Humanoid robot EVE training for home assistance like putting groceries into the kitchen cabinets.
[ 1X ]
This is the RAM—robotic autonomous mower. It can be dropped anywhere in the world and will wake up with a mission to make tall grass around it shorter. Here is a quick clip of it working on the Presidio in SF.
[ Electric Sheep ]
This year, our robots braved a Finnish winter for the first time. As the snow clears and the days get longer, we’re looking back on how our robots made thousands of deliveries to S Group customers during the colder months.
[ Starship ]
Agility Robotics is doing its best to answer the (very common) question of “Okay, but what can humanoid robots actually do?”
[ Agility Robotics ]
Digit is great and everything, but Cassie will always be one of my favorite robots.
[ CoRIS ]
Adopting omnidirectional Field of View (FoV) cameras in aerial robots vastly improves perception ability, significantly advancing aerial robotics’s capabilities in inspection, reconstruction, and rescue tasks. We propose OmniNxt, a fully open-source aerial robotics platform with omnidirectional perception.
[ OmniNxt ]
The MAkEable framework enhances mobile manipulation in settings designed around humans by streamlining the process of sharing learned skills and experiences among different robots and contexts. Practical tests confirm its efficiency in a range of scenarios, involving different robots, in tasks such as object grasping, coordinated use of both hands in tasks, and the exchange of skills among humanoid robots.
[ Paper ]
We conducted trials of Ringbot outdoors on a 400 meter track. With a power source of 2300 milliamp-hours and 11.1 Volts, Ringbot managed to cover approximately 3 kilometers in 37 minutes. We commanded its target speed and direction using a remote joystick controller (Steam Deck), and Ringbot experienced five falls during this trial.
[ Paper ]
There is a notable lack of consistency about where exactly Boston Dynamics wants you to think Spot’s eyes are.
[ Boston Dynamics ]
As with every single cooking video, there’s a lot of background prep that’s required for this robot to cook an entire meal, but I would utterly demolish those fries.
[ Dino Robotics ]
Here’s everything you need to know about Wing delivery drones, except for how much human time they actually require and the true cost of making deliveries by drone, because those things aren’t fun to talk about.
[ Wing ]
This CMU Teruko Yata Memorial Lecture is by Agility Robotics’ Jonathan Hurst, on “Human-Centric Robots and How Learning Enables Generality.”

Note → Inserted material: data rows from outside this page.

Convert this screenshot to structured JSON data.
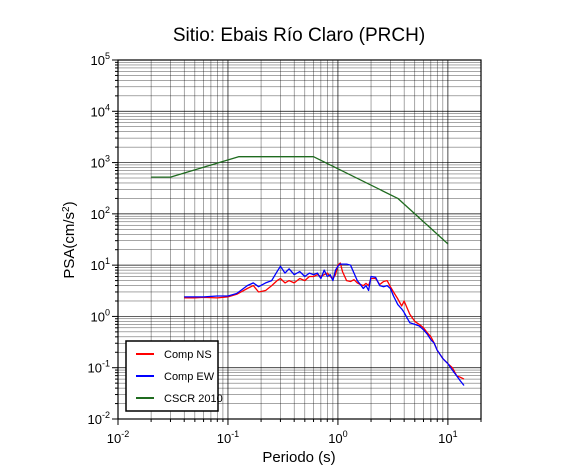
{
  "chart_data": {
    "type": "line",
    "title": "Sitio: Ebais Río Claro (PRCH)",
    "xlabel": "Periodo (s)",
    "ylabel": {
      "base": "PSA(cm/s",
      "sup": "2",
      "tail": ")"
    },
    "xscale": "log",
    "yscale": "log",
    "xlim": [
      0.01,
      20
    ],
    "ylim": [
      0.01,
      100000
    ],
    "x_ticks": [
      {
        "base": "10",
        "exp": "-2",
        "value": 0.01
      },
      {
        "base": "10",
        "exp": "-1",
        "value": 0.1
      },
      {
        "base": "10",
        "exp": "0",
        "value": 1
      },
      {
        "base": "10",
        "exp": "1",
        "value": 10
      }
    ],
    "y_ticks": [
      {
        "base": "10",
        "exp": "-2",
        "value": 0.01
      },
      {
        "base": "10",
        "exp": "-1",
        "value": 0.1
      },
      {
        "base": "10",
        "exp": "0",
        "value": 1
      },
      {
        "base": "10",
        "exp": "1",
        "value": 10
      },
      {
        "base": "10",
        "exp": "2",
        "value": 100
      },
      {
        "base": "10",
        "exp": "3",
        "value": 1000
      },
      {
        "base": "10",
        "exp": "4",
        "value": 10000
      },
      {
        "base": "10",
        "exp": "5",
        "value": 100000
      }
    ],
    "grid": true,
    "legend_position": "bottom-left",
    "series": [
      {
        "name": "Comp NS",
        "color": "#ff0000",
        "x": [
          0.04,
          0.05,
          0.06,
          0.08,
          0.1,
          0.12,
          0.15,
          0.17,
          0.19,
          0.22,
          0.25,
          0.28,
          0.3,
          0.33,
          0.36,
          0.4,
          0.45,
          0.5,
          0.55,
          0.6,
          0.65,
          0.7,
          0.75,
          0.8,
          0.85,
          0.9,
          0.95,
          1.0,
          1.05,
          1.1,
          1.2,
          1.3,
          1.4,
          1.5,
          1.6,
          1.7,
          1.8,
          1.9,
          2.0,
          2.2,
          2.4,
          2.6,
          2.8,
          3.0,
          3.2,
          3.5,
          3.8,
          4.0,
          4.5,
          5.0,
          5.5,
          6.0,
          6.5,
          7.0,
          7.5,
          8.0,
          9.0,
          10.0,
          11.0,
          12.0,
          13.0,
          14.0
        ],
        "y": [
          2.3,
          2.3,
          2.35,
          2.3,
          2.4,
          2.7,
          3.5,
          4.0,
          3.0,
          3.2,
          4.0,
          5.0,
          5.5,
          4.5,
          5.0,
          4.5,
          5.5,
          5.0,
          6.0,
          6.0,
          6.5,
          6.0,
          6.5,
          7.0,
          6.0,
          5.5,
          6.5,
          10.0,
          11.0,
          7.5,
          5.0,
          4.8,
          5.2,
          4.5,
          4.2,
          4.0,
          4.4,
          4.0,
          5.5,
          5.5,
          4.2,
          4.8,
          5.0,
          3.8,
          3.0,
          2.2,
          1.6,
          2.0,
          1.1,
          0.8,
          0.7,
          0.6,
          0.48,
          0.4,
          0.3,
          0.22,
          0.15,
          0.12,
          0.1,
          0.07,
          0.065,
          0.06
        ]
      },
      {
        "name": "Comp EW",
        "color": "#0000ff",
        "x": [
          0.04,
          0.05,
          0.06,
          0.08,
          0.1,
          0.12,
          0.15,
          0.17,
          0.19,
          0.22,
          0.25,
          0.28,
          0.3,
          0.33,
          0.36,
          0.4,
          0.45,
          0.5,
          0.55,
          0.6,
          0.65,
          0.7,
          0.75,
          0.8,
          0.85,
          0.9,
          0.95,
          1.0,
          1.05,
          1.1,
          1.2,
          1.3,
          1.4,
          1.5,
          1.6,
          1.7,
          1.8,
          1.9,
          2.0,
          2.2,
          2.4,
          2.6,
          2.8,
          3.0,
          3.2,
          3.5,
          3.8,
          4.0,
          4.5,
          5.0,
          5.5,
          6.0,
          6.5,
          7.0,
          7.5,
          8.0,
          9.0,
          10.0,
          11.0,
          12.0,
          13.0,
          14.0
        ],
        "y": [
          2.4,
          2.4,
          2.4,
          2.5,
          2.5,
          2.8,
          4.0,
          4.5,
          3.8,
          4.5,
          5.0,
          7.5,
          9.5,
          7.0,
          8.5,
          6.5,
          7.5,
          6.0,
          7.0,
          6.5,
          7.0,
          5.5,
          8.0,
          6.0,
          6.5,
          5.0,
          8.0,
          9.5,
          10.5,
          10.5,
          10.5,
          10.0,
          7.0,
          5.0,
          4.2,
          3.5,
          4.0,
          3.2,
          6.0,
          5.8,
          4.0,
          3.8,
          4.0,
          3.5,
          2.5,
          1.7,
          1.4,
          1.2,
          0.75,
          0.7,
          0.65,
          0.55,
          0.45,
          0.35,
          0.3,
          0.22,
          0.15,
          0.12,
          0.09,
          0.07,
          0.055,
          0.045
        ]
      },
      {
        "name": "CSCR 2010",
        "color": "#1f6b1f",
        "x": [
          0.02,
          0.03,
          0.125,
          0.6,
          3.5,
          10.0
        ],
        "y": [
          520,
          520,
          1300,
          1300,
          200,
          26
        ]
      }
    ]
  }
}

Humans have dreamt of robot helpers forever. What’s new is that this dream is becoming real. New developments in AI, building on foundations of hardware and passive dynamics, enable vastly improved generality. Robots can step out of highly structured environments and become more human-centric: operating in human spaces, interacting with people, and doing some basic human workflows. By connecting a Large Language Model, Digit can convert natural language high-level requests into complex robot instructions, composing the library of skills together, using human context to achieve real work in the human world. All of this is new—and it is never going back: AI will drive a fast-following robot revolution that is going to change the way we live.